Bolded part is not true. I took EE 50 years ago and coulomb/sec was the definition then.

13. Oct 29, 2013

### D H

Staff Emeritus
No, it wasn't. Fifty years ago was 1963. The current definition of the ampere and coulomb had already been in effect for 15 years. Your teacher at that time was old enough to remember the old definition and wasn't playing attention in 1948 when the ampere and coulomb were redefined.

14. Oct 29, 2013

### Staff: Mentor

NIST page linked to earlier in the thread states the definition changed in 1948. I was taught C/s somewhere in mid seventies (1975, 6?), and I don't think my teacher was old enough to remember the old definition, she was in her thirties or forties.
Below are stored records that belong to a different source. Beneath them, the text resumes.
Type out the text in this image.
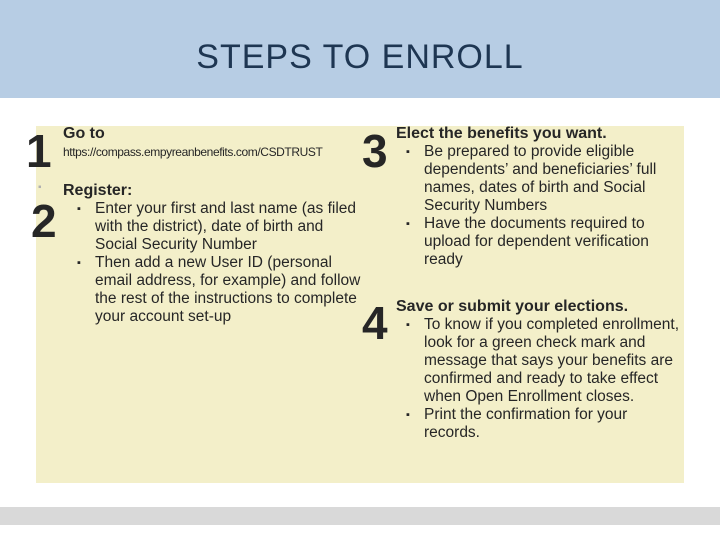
STEPS TO ENROLL
1 Go to
https://compass.empyreanbenefits.com/CSDTRUST
▪
2
Register:
▪ Enter your first and last name (as filed with the district), date of birth and Social Security Number
▪ Then add a new User ID (personal email address, for example) and follow the rest of the instructions to complete your account set-up
3 Elect the benefits you want.
▪ Be prepared to provide eligible dependents’ and beneficiaries’ full names, dates of birth and Social Security Numbers
▪ Have the documents required to upload for dependent verification ready
4 Save or submit your elections.
▪ To know if you completed enrollment, look for a green check mark and message that says your benefits are confirmed and ready to take effect when Open Enrollment closes.
▪ Print the confirmation for your records.
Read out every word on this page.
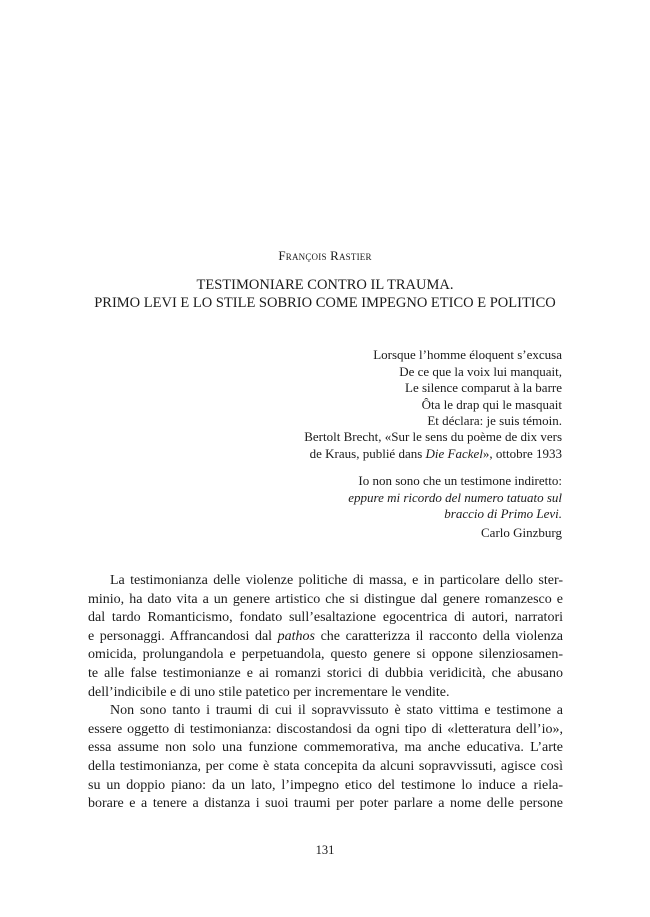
François Rastier
TESTIMONIARE CONTRO IL TRAUMA.
PRIMO LEVI E LO STILE SOBRIO COME IMPEGNO ETICO E POLITICO
Lorsque l’homme éloquent s’excusa
De ce que la voix lui manquait,
Le silence comparut à la barre
Ôta le drap qui le masquait
Et déclara: je suis témoin.
Bertolt Brecht, «Sur le sens du poème de dix vers
de Kraus, publié dans Die Fackel», ottobre 1933
Io non sono che un testimone indiretto:
eppure mi ricordo del numero tatuato sul
braccio di Primo Levi.
Carlo Ginzburg
La testimonianza delle violenze politiche di massa, e in particolare dello ster-
minio, ha dato vita a un genere artistico che si distingue dal genere romanzesco e
dal tardo Romanticismo, fondato sull’esaltazione egocentrica di autori, narratori
e personaggi. Affrancandosi dal pathos che caratterizza il racconto della violenza
omicida, prolungandola e perpetuandola, questo genere si oppone silenziosamen-
te alle false testimonianze e ai romanzi storici di dubbia veridicità, che abusano
dell’indicibile e di uno stile patetico per incrementare le vendite.
Non sono tanto i traumi di cui il sopravvissuto è stato vittima e testimone a
essere oggetto di testimonianza: discostandosi da ogni tipo di «letteratura dell’io»,
essa assume non solo una funzione commemorativa, ma anche educativa. L’arte
della testimonianza, per come è stata concepita da alcuni sopravvissuti, agisce così
su un doppio piano: da un lato, l’impegno etico del testimone lo induce a riela-
borare e a tenere a distanza i suoi traumi per poter parlare a nome delle persone
131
My bet is C/s was easier to swallow for 13/14 years old than two infinite wires attracting each other with 10-7N per meter.

15. Oct 29, 2013

### D H

Staff Emeritus
Not just to 13/14 year olds, but also to the teachers of 13/14 year olds. I don't know about Poland, but here in the US, primary school science teachers do not have to take the classical electricity and magnetism (E&M) class that vexes so many students of physics.

16. Oct 29, 2013

### phinds

OK, I'll give you that. He was an OLD guy and never was able to understand transistors.

17. Oct 29, 2013

### D H

Staff Emeritus
I suspect that many instructors (and textbooks) still teach amperes as being coulombs/second. My very old Halliday & Resnick (1967) does not. It explains why current rather charge was chosen as the base unit "for practical reasons having to do with the accuracy of measurements."
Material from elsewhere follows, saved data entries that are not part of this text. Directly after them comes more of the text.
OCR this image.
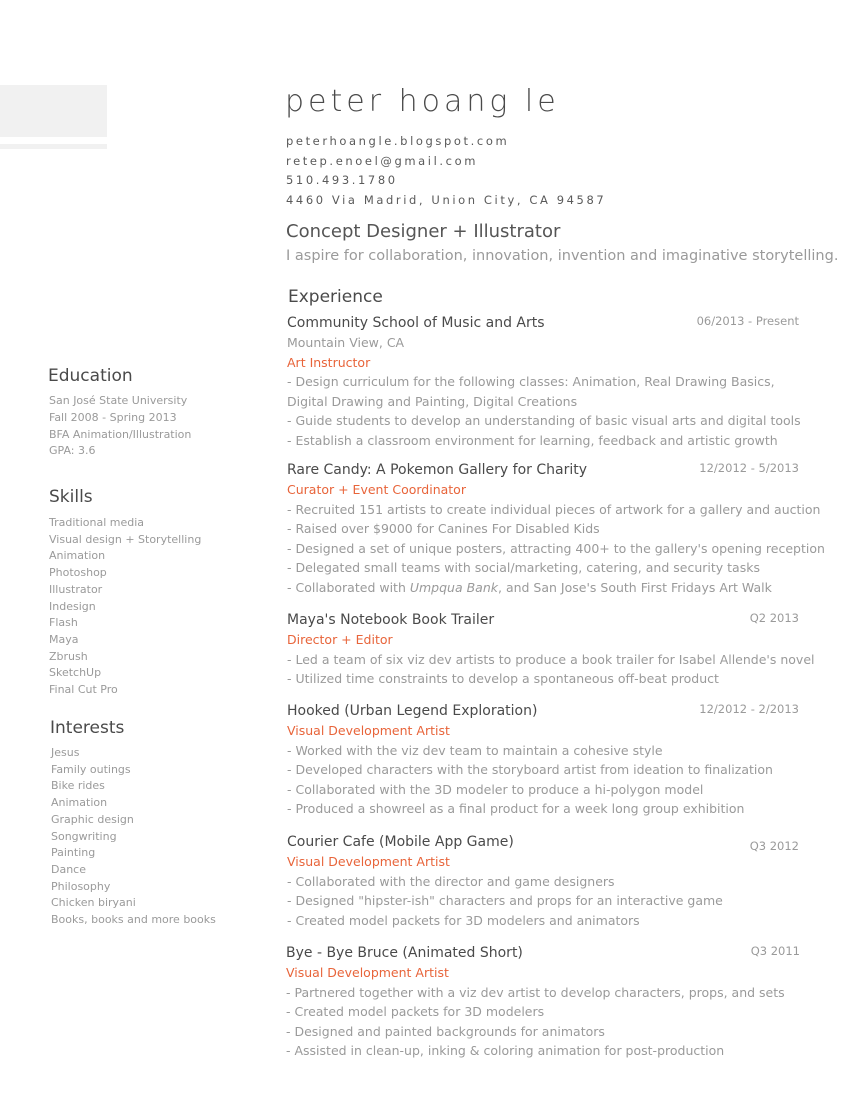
peter hoang le
peterhoangle.blogspot.com
retep.enoel@gmail.com
510.493.1780
4460 Via Madrid, Union City, CA 94587
Concept Designer + Illustrator
I aspire for collaboration, innovation, invention and imaginative storytelling.
Education
San José State University
Fall 2008 - Spring 2013
BFA Animation/Illustration
GPA: 3.6
Skills
Traditional media
Visual design + Storytelling
Animation
Photoshop
Illustrator
Indesign
Flash
Maya
Zbrush
SketchUp
Final Cut Pro
Interests
Jesus
Family outings
Bike rides
Animation
Graphic design
Songwriting
Painting
Dance
Philosophy
Chicken biryani
Books, books and more books
Experience
Community School of Music and Arts	06/2013 - Present
Mountain View, CA
Art Instructor
- Design curriculum for the following classes: Animation, Real Drawing Basics, Digital Drawing and Painting, Digital Creations
- Guide students to develop an understanding of basic visual arts and digital tools
- Establish a classroom environment for learning, feedback and artistic growth
Rare Candy: A Pokemon Gallery for Charity	12/2012 - 5/2013
Curator + Event Coordinator
- Recruited 151 artists to create individual pieces of artwork for a gallery and auction
- Raised over $9000 for Canines For Disabled Kids
- Designed a set of unique posters, attracting 400+ to the gallery's opening reception
- Delegated small teams with social/marketing, catering, and security tasks
- Collaborated with Umpqua Bank, and San Jose's South First Fridays Art Walk
Maya's Notebook Book Trailer	Q2 2013
Director + Editor
- Led a team of six viz dev artists to produce a book trailer for Isabel Allende's novel
- Utilized time constraints to develop a spontaneous off-beat product
Hooked (Urban Legend Exploration)	12/2012 - 2/2013
Visual Development Artist
- Worked with the viz dev team to maintain a cohesive style
- Developed characters with the storyboard artist from ideation to finalization
- Collaborated with the 3D modeler to produce a hi-polygon model
- Produced a showreel as a final product for a week long group exhibition
Courier Cafe (Mobile App Game)	Q3 2012
Visual Development Artist
- Collaborated with the director and game designers
- Designed "hipster-ish" characters and props for an interactive game
- Created model packets for 3D modelers and animators
Bye - Bye Bruce (Animated Short)	Q3 2011
Visual Development Artist
- Partnered together with a viz dev artist to develop characters, props, and sets
- Created model packets for 3D modelers
- Designed and painted backgrounds for animators
- Assisted in clean-up, inking & coloring animation for post-production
On a conceptual level, that charge is basic makes a lot more sense than current being basic. However, it's the other way around on the basis of what is more observable experimentally. Currently. Sorry for the bad puns.

18. Oct 29, 2013

### f95toli

It is perhaps worth mentioning that no one actually uses the definition of the Ampere, the realisation is far too complicated even for metrology labs so no one has done the actual experiment in many years (80s).
For the past 20 years or so devices using the Ampere (Ammeters etc) have been calibrated "indirectly" by creating a known current using the realisations of the Volt (Josephson voltage) and Ohm (quantum hall effect). The reason for this is that we can measure these with much, much higher accuracy (we can realise the volt to one part in 10^15 since it relies on the second )than the Ampere in the "real" realisation, another reason is simply that most NMIs maintain system that can realise the Volt and Ohm anyway.
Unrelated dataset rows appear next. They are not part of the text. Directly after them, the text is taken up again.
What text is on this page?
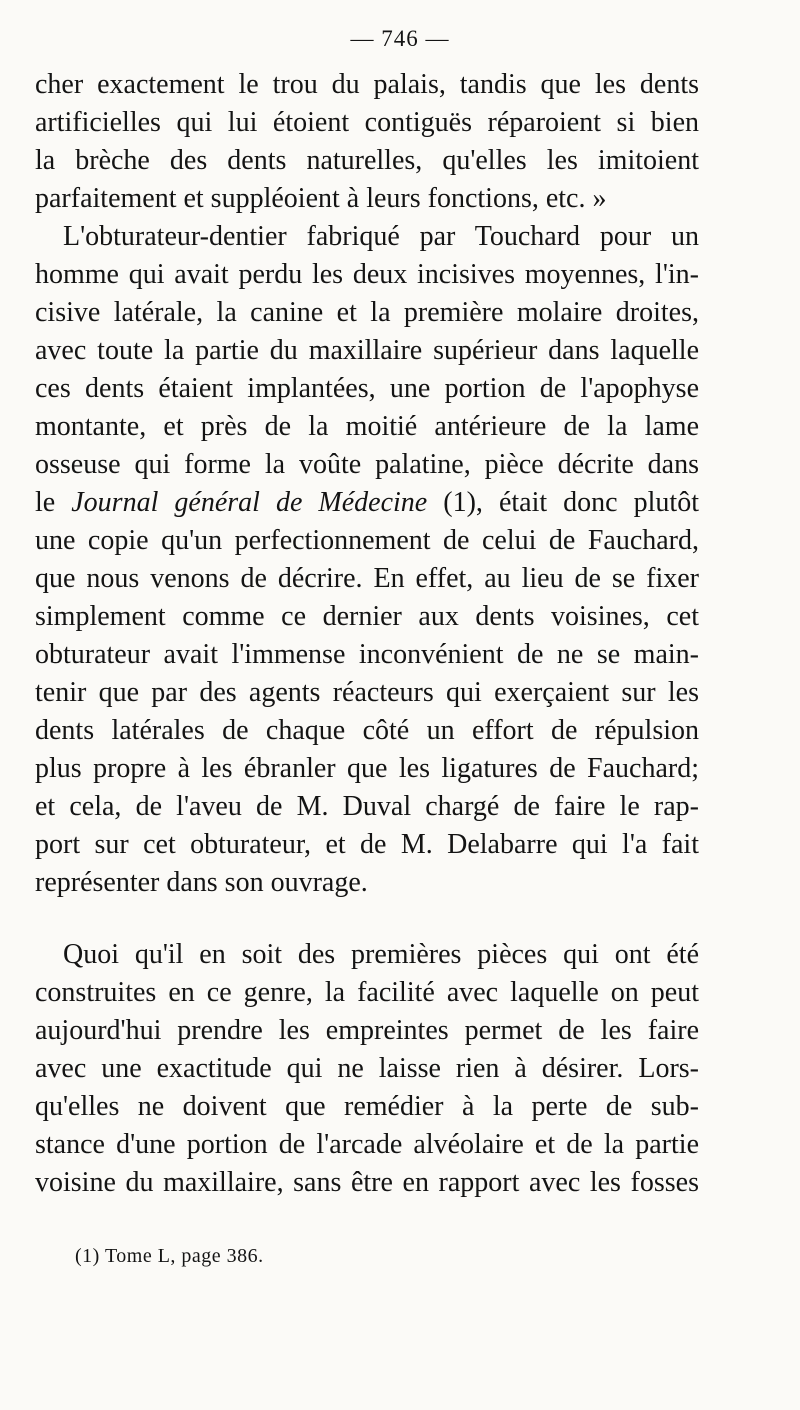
— 746 —
cher exactement le trou du palais, tandis que les dents
artificielles qui lui étoient contiguës réparoient si bien
la brèche des dents naturelles, qu'elles les imitoient
parfaitement et suppléoient à leurs fonctions, etc. »
L'obturateur-dentier fabriqué par Touchard pour un
homme qui avait perdu les deux incisives moyennes, l'in-
cisive latérale, la canine et la première molaire droites,
avec toute la partie du maxillaire supérieur dans laquelle
ces dents étaient implantées, une portion de l'apophyse
montante, et près de la moitié antérieure de la lame
osseuse qui forme la voûte palatine, pièce décrite dans
le Journal général de Médecine (1), était donc plutôt
une copie qu'un perfectionnement de celui de Fauchard,
que nous venons de décrire. En effet, au lieu de se fixer
simplement comme ce dernier aux dents voisines, cet
obturateur avait l'immense inconvénient de ne se main-
tenir que par des agents réacteurs qui exerçaient sur les
dents latérales de chaque côté un effort de répulsion
plus propre à les ébranler que les ligatures de Fauchard;
et cela, de l'aveu de M. Duval chargé de faire le rap-
port sur cet obturateur, et de M. Delabarre qui l'a fait
représenter dans son ouvrage.
Quoi qu'il en soit des premières pièces qui ont été
construites en ce genre, la facilité avec laquelle on peut
aujourd'hui prendre les empreintes permet de les faire
avec une exactitude qui ne laisse rien à désirer. Lors-
qu'elles ne doivent que remédier à la perte de sub-
stance d'une portion de l'arcade alvéolaire et de la partie
voisine du maxillaire, sans être en rapport avec les fosses
(1) Tome L, page 386.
This is of course not an "official" way of doing it since one needs values for the Josephson and Klitzing constant which since they are not defined are not exact; but the CODATA values are so good that this is not really a practical problem. Hence, if you have a calibration certificate for you multimeter this is what the current specs are ultimately refered to (via some intermediate secondary standards)
That said, this is of course not a satisfactory situation which is why so much effort is going into finding a practical method for realising the ampere that is somehow connected to time*.

*Note that this might NOT turn out to be an electron pump that "counts" electrons; an alternative method would be to use a quantum phase slip junction which is the "current analogue" to the Josephson junction (used for voltage calibration).
A QPS junction should when irradiated by microwaves generate current steps (again analogoues to the Shapiro voltage steps in a Josephson junction) that could be used to realise the Ampere with extremely high precision; that is assuming we can get the steps flat enough and the current magnitude is high enough to be useful. This is very much work in progress.

Last edited: Oct 29, 2013
19. Oct 29, 2013

### Staff: Mentor

C/s definition has one important advantage, especially in chemistry - it shows the link between reactions in redox systems (where electrons are transferred between atoms/ions/molecules) and the current. Quite often I see students that don't see the link and I often wonder if it is not because they are not aware of the fact current is nothing else but charge transfer.

But perhaps that's not a matter of definition used, but just of the general lack of knowledge and inability to connect the dots to see a picture.

20. Oct 29, 2013

### epenguin

The definition is going to change next year.